Affirm, the online lender started by PayPal co-founder Max Levchin, works by extending loans to customers of partnered retailers. The thinking is that by working with people buying pricey stuff like, say, mattresses, Affirm gets to offer financing plans before those customers ever set foot in a bank or visit a rival internet lender.
Today, Affirm is announcing it has acquired the technology, staff and assets of Sweep, a financial planning app that works sort of like budgeting service Mint. Though terms of the deal were not disclosed, Affirm growth and new markets VP Brad Selby told Recode that "everyone but one guy" on the five-person Sweep team would be joining the company. He says that while there are plans to launch an Affirm-branded Sweep app later this year, the current app will shut down in the meantime.

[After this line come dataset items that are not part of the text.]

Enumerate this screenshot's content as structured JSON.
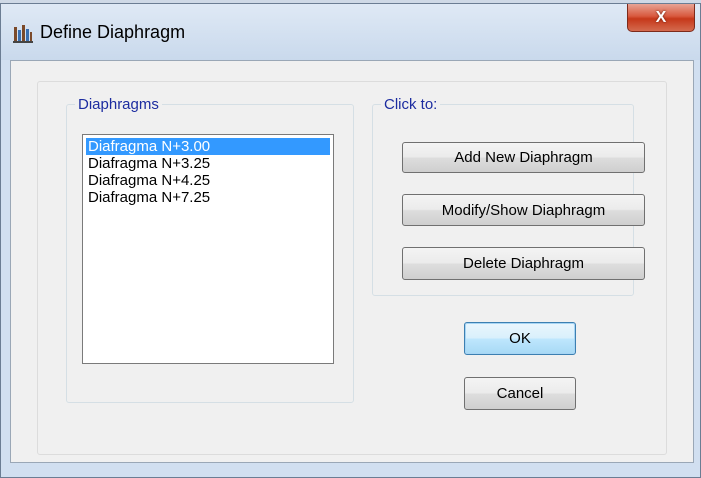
{
  "window": {
    "title": "Define Diaphragm",
    "close_label": "X"
  },
  "diaphragms_group": {
    "label": "Diaphragms",
    "items": [
      {
        "label": "Diafragma N+3.00",
        "selected": true
      },
      {
        "label": "Diafragma N+3.25",
        "selected": false
      },
      {
        "label": "Diafragma N+4.25",
        "selected": false
      },
      {
        "label": "Diafragma N+7.25",
        "selected": false
      }
    ]
  },
  "click_group": {
    "label": "Click to:",
    "add_label": "Add New Diaphragm",
    "modify_label": "Modify/Show Diaphragm",
    "delete_label": "Delete Diaphragm"
  },
  "buttons": {
    "ok_label": "OK",
    "cancel_label": "Cancel"
  },
  "colors": {
    "selection": "#3399ff",
    "group_label": "#1c2ca0",
    "window_frame": "#d1dff0",
    "close_button": "#c6381a"
  },
  "icons": {
    "app": "etabs-app-icon",
    "close": "close-icon"
  }
}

Sweep co-founder Jackson Gates, who used to do business development at Pandora, made the connection between what Sweep and Affirm do in an interview.
He explained that while Sweep had done "a lot of different work" on different ideas for money management services, the core of Sweep was about "forward-looking cashflow management," or "identifying potential shortfalls" — like being a couple hundred bucks short on rent — "before users experience them."
For an Affirm borrower, this could make it easier for the company to nudge you about when your next payment is due and whether you’ll be able to make that payment based on what the app knows about your cash flow.
When Intuit bought the budgeting/planning service Mint in 2009 for $170 million, there were (and are) a lot of different products in the space. And increasingly, companies in adjacent financial tech spaces are adding those similar services. For example, automated investment ("robo-adviser") services like Betterment or Wealthfront both now have an expansive suite of financial management tools.
Neither Selby nor Gates said that there were current plans to integrate with such services, and that they don’t expect Affirm to stray too far from the lending business.
"As a recovering product guy, there’s so much to do in the world that we’re in, as far as lending and where lending can help people," Selby said. "We don’t want to get too far afield from that."
Affirm raised $100 million in equity and debt financing from investors earlier this month, looking to expand the number of stores it currently works with — such as online mattress retailer Casper, second-hand fashion store The RealReal and music gear seller Reverb.com. Affirm backers include Founders Fund, Spark Capital, Andreessen Horowitz and Khosla Ventures. Like rivals SoFi or Upstart, Affirm uses data science technology to value the creditworthiness of potential borrowers, instead of traditional credit measurements, like FICO scores.
Gates said that he had met with Affirm several times late last year about a potential partnership, but that eventually it became clear that Affirm should just buy Sweep. He said his startup raised around $1 million in seed funding before the deal.